Konuyu yeni Irak kabinesindeki birçok bakanla görüştüklerini aktaran Yıldız, "İkinci sınır kapısı Bağdat ve IKBY arasındaki ilişkilerle de ilintili. Böyle bir dengenin olduğunun farkındayız. Ama biz buna tamamen sağlayacağı katma değer çerçevesinde bakılması ve o dengeden bağımsız ele alınması gerektiğine inanıyoruz. Irak ile ikinci sınır kapısı ticareti kolaylaştıracak ve ticaret yollarını çeşitlendirecek. 13 milyar dolara varan bir ticaret hacminden bahsediyoruz. Böyle bir ticari hacimde alternatifsizlik doğru değildir." yorumunu yaptı.

- "Kerkük'ten Ceyhan'a petrol ihracının yeniden başlaması önemli"

Türkiye'nin Bağdat Büyükelçisi Fatih Yıldız, Kerkük petrolünün yeniden Türkiye üzerinden ihraç edilmesinin de önemli bir gelişme olduğunu dile getirdi.

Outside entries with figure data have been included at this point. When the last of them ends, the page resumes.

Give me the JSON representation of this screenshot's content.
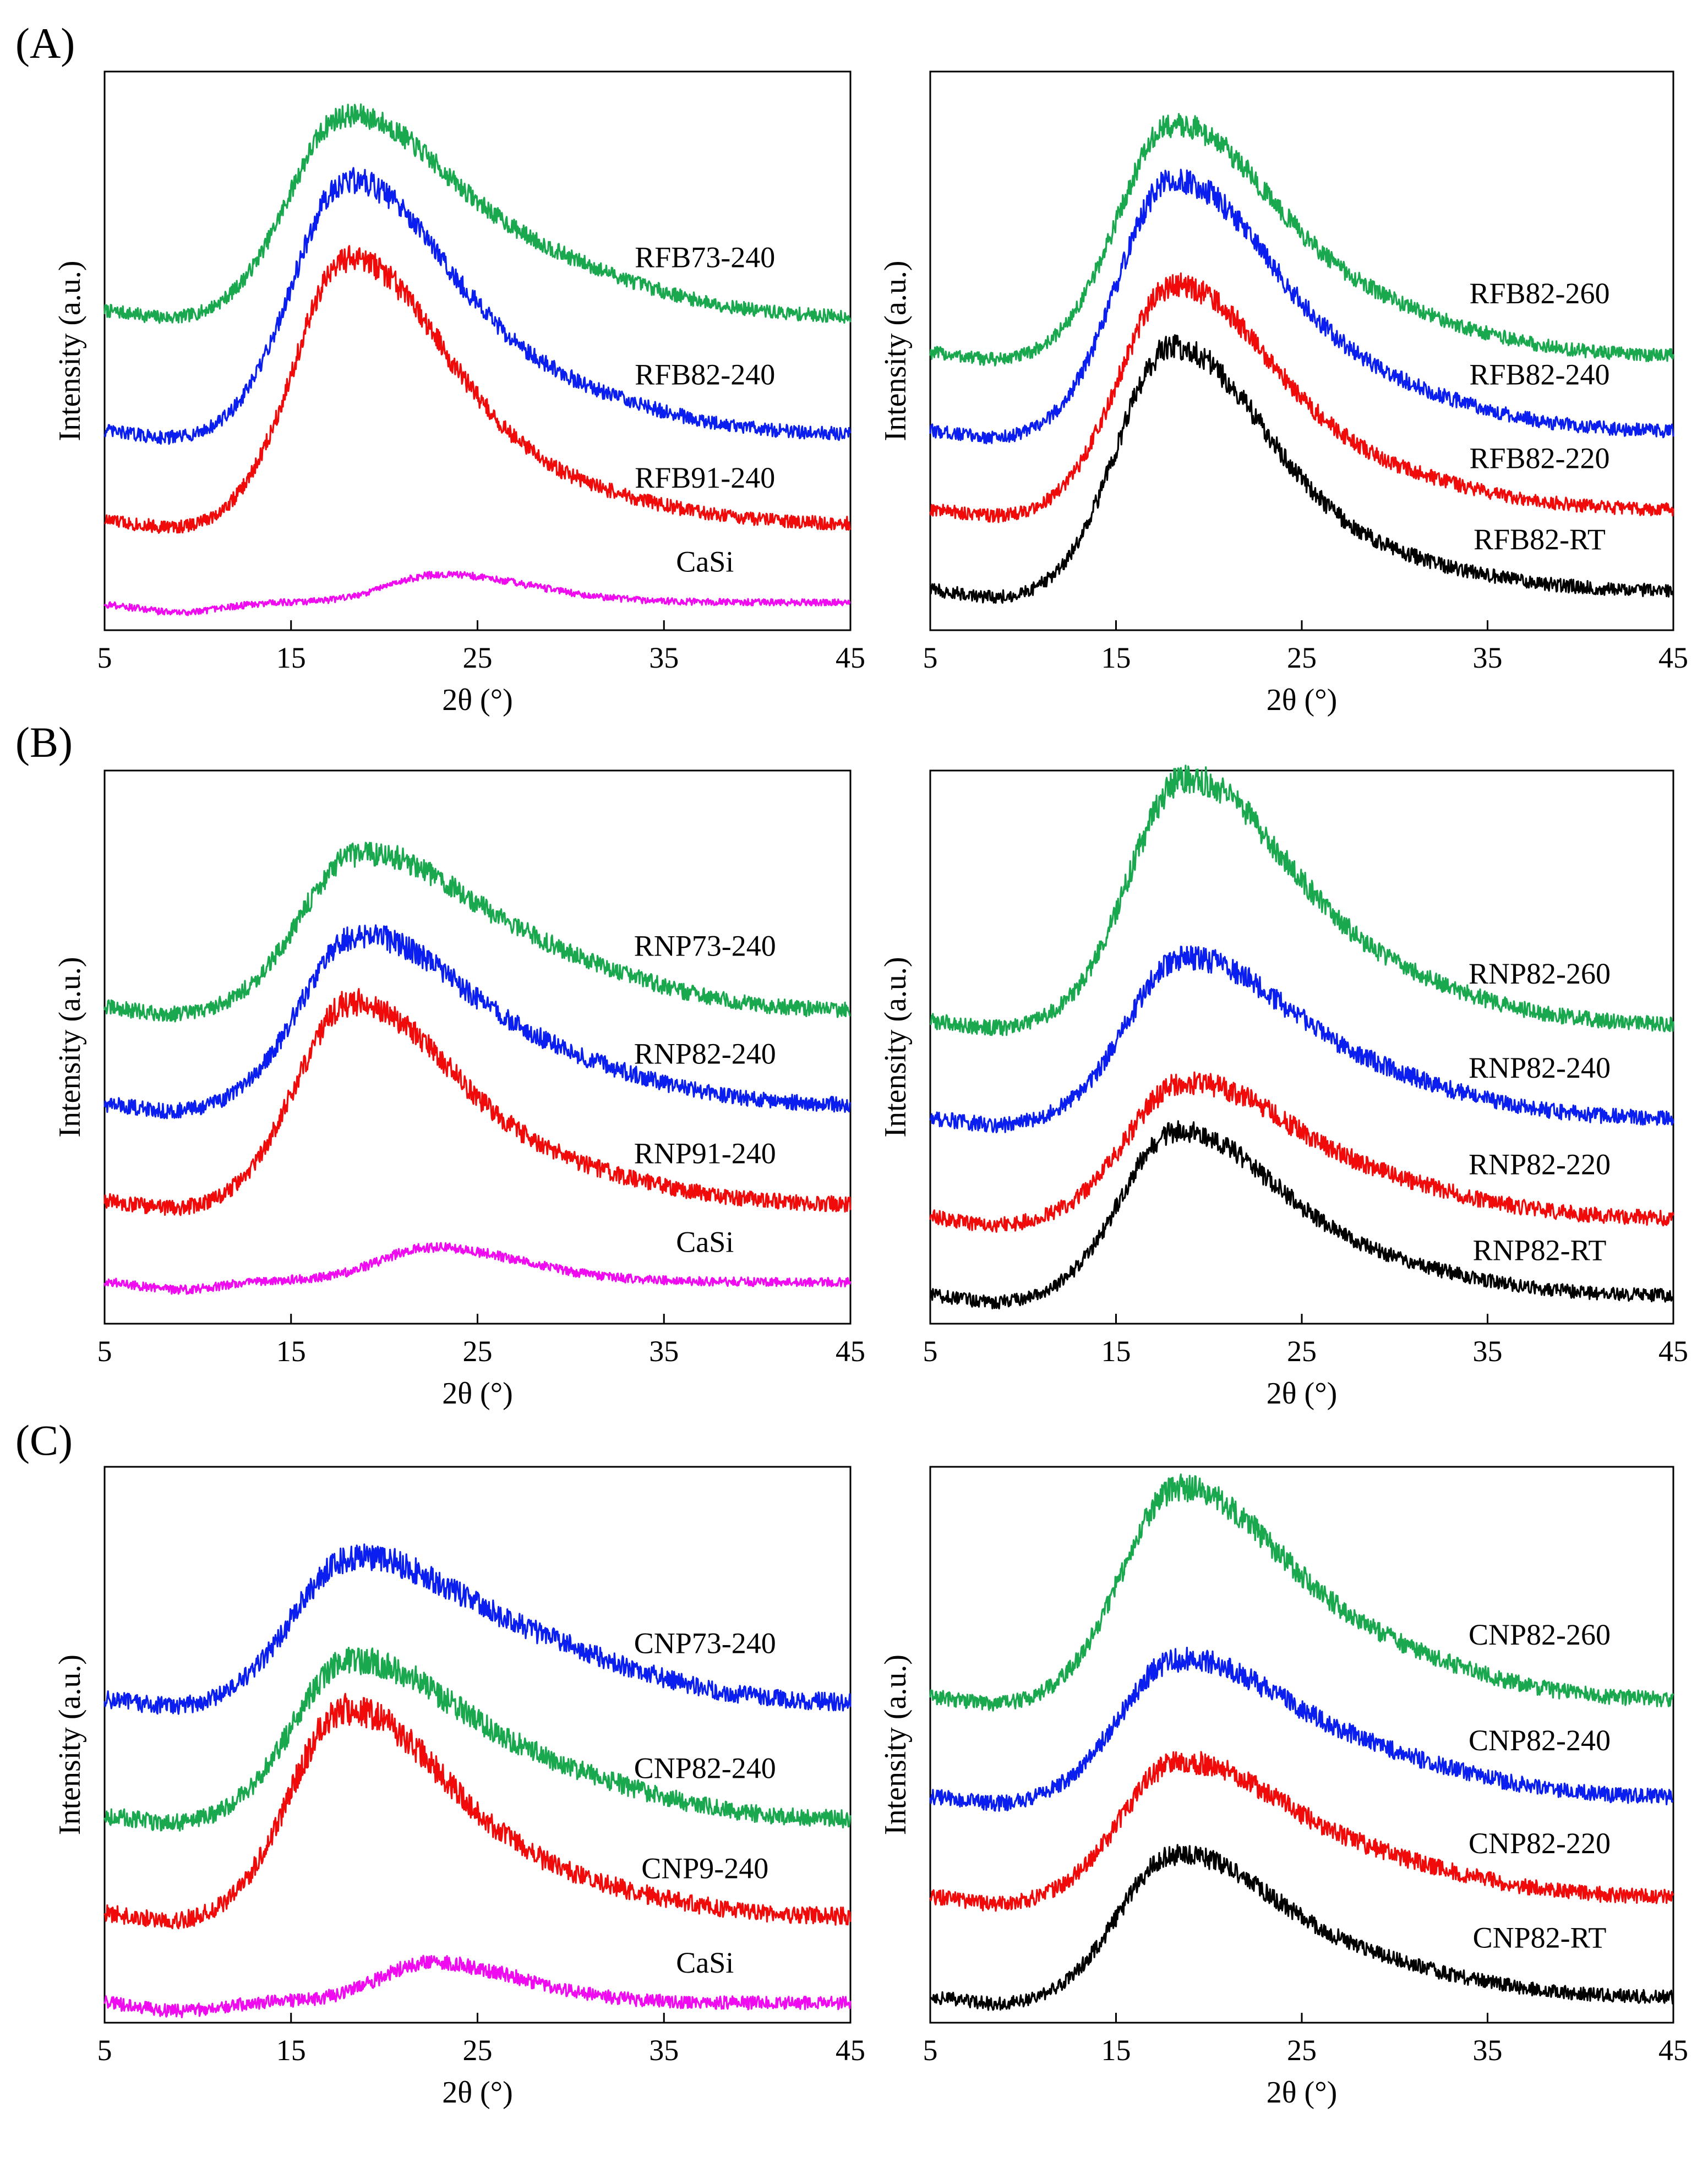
{
  "figure": {
    "rows": [
      {
        "label": "(A)"
      },
      {
        "label": "(B)"
      },
      {
        "label": "(C)"
      }
    ]
  },
  "chart_data": [
    {
      "type": "line",
      "row": 0,
      "col": 0,
      "title": "",
      "xlabel": "2θ (°)",
      "ylabel": "Intensity (a.u.)",
      "xlim": [
        5,
        45
      ],
      "xticks": [
        5,
        15,
        25,
        35,
        45
      ],
      "grid": false,
      "ylim": [
        0,
        1
      ],
      "series": [
        {
          "name": "RFB73-240",
          "color": "#1aa84f",
          "peak": 17.6,
          "height": 0.3,
          "base": 0.575,
          "base_end": 0.56,
          "bump": 0.11,
          "noise": 0.012,
          "label_x": 37.2,
          "label_y": 0.65
        },
        {
          "name": "RFB82-240",
          "color": "#0a1ef0",
          "peak": 17.8,
          "height": 0.4,
          "base": 0.36,
          "base_end": 0.35,
          "bump": 0.1,
          "noise": 0.012,
          "label_x": 37.2,
          "label_y": 0.44
        },
        {
          "name": "RFB91-240",
          "color": "#f00a0a",
          "peak": 17.9,
          "height": 0.43,
          "base": 0.2,
          "base_end": 0.19,
          "bump": 0.08,
          "noise": 0.012,
          "label_x": 37.2,
          "label_y": 0.255
        },
        {
          "name": "CaSi",
          "color": "#f00af0",
          "peak": 23,
          "height": 0.05,
          "base": 0.05,
          "base_end": 0.05,
          "bump": 0,
          "noise": 0.006,
          "label_x": 37.2,
          "label_y": 0.105
        }
      ]
    },
    {
      "type": "line",
      "row": 0,
      "col": 1,
      "title": "",
      "xlabel": "2θ (°)",
      "ylabel": "Intensity (a.u.)",
      "xlim": [
        5,
        45
      ],
      "xticks": [
        5,
        15,
        25,
        35,
        45
      ],
      "grid": false,
      "ylim": [
        0,
        1
      ],
      "series": [
        {
          "name": "RFB82-260",
          "color": "#1aa84f",
          "peak": 17.8,
          "height": 0.36,
          "base": 0.5,
          "base_end": 0.49,
          "bump": 0.1,
          "noise": 0.012,
          "label_x": 37.8,
          "label_y": 0.585
        },
        {
          "name": "RFB82-240",
          "color": "#0a1ef0",
          "peak": 17.8,
          "height": 0.4,
          "base": 0.36,
          "base_end": 0.355,
          "bump": 0.1,
          "noise": 0.012,
          "label_x": 37.8,
          "label_y": 0.44
        },
        {
          "name": "RFB82-220",
          "color": "#f00a0a",
          "peak": 17.9,
          "height": 0.36,
          "base": 0.22,
          "base_end": 0.215,
          "bump": 0.08,
          "noise": 0.012,
          "label_x": 37.8,
          "label_y": 0.29
        },
        {
          "name": "RFB82-RT",
          "color": "#000000",
          "peak": 17.8,
          "height": 0.4,
          "base": 0.075,
          "base_end": 0.07,
          "bump": 0.07,
          "noise": 0.012,
          "label_x": 37.8,
          "label_y": 0.145
        }
      ]
    },
    {
      "type": "line",
      "row": 1,
      "col": 0,
      "title": "",
      "xlabel": "2θ (°)",
      "ylabel": "Intensity (a.u.)",
      "xlim": [
        5,
        45
      ],
      "xticks": [
        5,
        15,
        25,
        35,
        45
      ],
      "grid": false,
      "ylim": [
        0,
        1
      ],
      "series": [
        {
          "name": "RNP73-240",
          "color": "#1aa84f",
          "peak": 18.2,
          "height": 0.22,
          "base": 0.575,
          "base_end": 0.565,
          "bump": 0.11,
          "noise": 0.014,
          "label_x": 37.2,
          "label_y": 0.665
        },
        {
          "name": "RNP82-240",
          "color": "#0a1ef0",
          "peak": 18.2,
          "height": 0.25,
          "base": 0.4,
          "base_end": 0.395,
          "bump": 0.1,
          "noise": 0.014,
          "label_x": 37.2,
          "label_y": 0.47
        },
        {
          "name": "RNP91-240",
          "color": "#f00a0a",
          "peak": 18,
          "height": 0.32,
          "base": 0.225,
          "base_end": 0.215,
          "bump": 0.08,
          "noise": 0.014,
          "label_x": 37.2,
          "label_y": 0.29
        },
        {
          "name": "CaSi",
          "color": "#f00af0",
          "peak": 22.5,
          "height": 0.06,
          "base": 0.08,
          "base_end": 0.075,
          "bump": 0,
          "noise": 0.008,
          "label_x": 37.2,
          "label_y": 0.13
        }
      ]
    },
    {
      "type": "line",
      "row": 1,
      "col": 1,
      "title": "",
      "xlabel": "2θ (°)",
      "ylabel": "Intensity (a.u.)",
      "xlim": [
        5,
        45
      ],
      "xticks": [
        5,
        15,
        25,
        35,
        45
      ],
      "grid": false,
      "ylim": [
        0,
        1
      ],
      "series": [
        {
          "name": "RNP82-260",
          "color": "#1aa84f",
          "peak": 18.4,
          "height": 0.38,
          "base": 0.55,
          "base_end": 0.54,
          "bump": 0.11,
          "noise": 0.014,
          "label_x": 37.8,
          "label_y": 0.615
        },
        {
          "name": "RNP82-240",
          "color": "#0a1ef0",
          "peak": 18.3,
          "height": 0.24,
          "base": 0.375,
          "base_end": 0.37,
          "bump": 0.09,
          "noise": 0.014,
          "label_x": 37.8,
          "label_y": 0.445
        },
        {
          "name": "RNP82-220",
          "color": "#f00a0a",
          "peak": 18.3,
          "height": 0.2,
          "base": 0.195,
          "base_end": 0.19,
          "bump": 0.08,
          "noise": 0.014,
          "label_x": 37.8,
          "label_y": 0.27
        },
        {
          "name": "RNP82-RT",
          "color": "#000000",
          "peak": 18,
          "height": 0.26,
          "base": 0.055,
          "base_end": 0.05,
          "bump": 0.07,
          "noise": 0.012,
          "label_x": 37.8,
          "label_y": 0.115
        }
      ]
    },
    {
      "type": "line",
      "row": 2,
      "col": 0,
      "title": "",
      "xlabel": "2θ (°)",
      "ylabel": "Intensity (a.u.)",
      "xlim": [
        5,
        45
      ],
      "xticks": [
        5,
        15,
        25,
        35,
        45
      ],
      "grid": false,
      "ylim": [
        0,
        1
      ],
      "series": [
        {
          "name": "CNP73-240",
          "color": "#0a1ef0",
          "peak": 17.8,
          "height": 0.2,
          "base": 0.585,
          "base_end": 0.575,
          "bump": 0.11,
          "noise": 0.016,
          "label_x": 37.2,
          "label_y": 0.665
        },
        {
          "name": "CNP82-240",
          "color": "#1aa84f",
          "peak": 17.8,
          "height": 0.23,
          "base": 0.375,
          "base_end": 0.365,
          "bump": 0.1,
          "noise": 0.016,
          "label_x": 37.2,
          "label_y": 0.44
        },
        {
          "name": "CNP9-240",
          "color": "#f00a0a",
          "peak": 17.7,
          "height": 0.33,
          "base": 0.2,
          "base_end": 0.19,
          "bump": 0.08,
          "noise": 0.016,
          "label_x": 37.2,
          "label_y": 0.26
        },
        {
          "name": "CaSi",
          "color": "#f00af0",
          "peak": 22.5,
          "height": 0.07,
          "base": 0.04,
          "base_end": 0.035,
          "bump": 0,
          "noise": 0.012,
          "label_x": 37.2,
          "label_y": 0.09
        }
      ]
    },
    {
      "type": "line",
      "row": 2,
      "col": 1,
      "title": "",
      "xlabel": "2θ (°)",
      "ylabel": "Intensity (a.u.)",
      "xlim": [
        5,
        45
      ],
      "xticks": [
        5,
        15,
        25,
        35,
        45
      ],
      "grid": false,
      "ylim": [
        0,
        1
      ],
      "series": [
        {
          "name": "CNP82-260",
          "color": "#1aa84f",
          "peak": 18,
          "height": 0.32,
          "base": 0.59,
          "base_end": 0.58,
          "bump": 0.11,
          "noise": 0.014,
          "label_x": 37.8,
          "label_y": 0.68
        },
        {
          "name": "CNP82-240",
          "color": "#0a1ef0",
          "peak": 17.9,
          "height": 0.2,
          "base": 0.41,
          "base_end": 0.405,
          "bump": 0.09,
          "noise": 0.014,
          "label_x": 37.8,
          "label_y": 0.49
        },
        {
          "name": "CNP82-220",
          "color": "#f00a0a",
          "peak": 18,
          "height": 0.2,
          "base": 0.23,
          "base_end": 0.225,
          "bump": 0.08,
          "noise": 0.014,
          "label_x": 37.8,
          "label_y": 0.305
        },
        {
          "name": "CNP82-RT",
          "color": "#000000",
          "peak": 17.9,
          "height": 0.22,
          "base": 0.05,
          "base_end": 0.045,
          "bump": 0.07,
          "noise": 0.012,
          "label_x": 37.8,
          "label_y": 0.135
        }
      ]
    }
  ]
}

Kerkük'teki petrol sahalarının ve boru hattının henüz tam kapasiteyle çalışmadığını söyleyen Yıldız, şu ifadeleri kullandı:

"Kerkük petrolü, Türkiye ve Irak açısından önemli bir enerji bağı oluşturuyor. Devreye giren hat IKBY üzerinden geçen hat. Eski hat yeniden imarı bekliyor. Türk şirketleri bu konuda çalışma isteklerini ortaya koydular. Kerkük'teki kuyu ve petrol sahalarının tam kapasite ve verimlilikle çalışması lazım. Bu da Irak hükümetinin üzerinde çalıştığı bir konu. Ne saha tam potansiyel çalışıyor ne de nakleden hat tam potansiyeli taşıyabiliyor. Geçici bir düzenleme diye bakıyoruz buna ama yeniden başlaması önemli ve Bağdat ile IKBY'nin bu konuda anlaşması da önemli. Kerkük ve Irak'ın o petrolü ihraç etmeye ve oradan gelen gelire ihtiyacı var. Baktığımızda çok 'kazan-kazan' bir mesele. Buradaki hükümetin de tam faaliyete geçmesi halinde ilişkilerde eski günlere döneceğimize inanıyorum."

Kerkük'teki kuyulardan çıkarılan ham petrol, 1 yıl aradan sonra geçen ay yeniden boru hattıyla Türkiye'deki Ceyhan Limanı'na ihraç edilmeye başlanmıştı.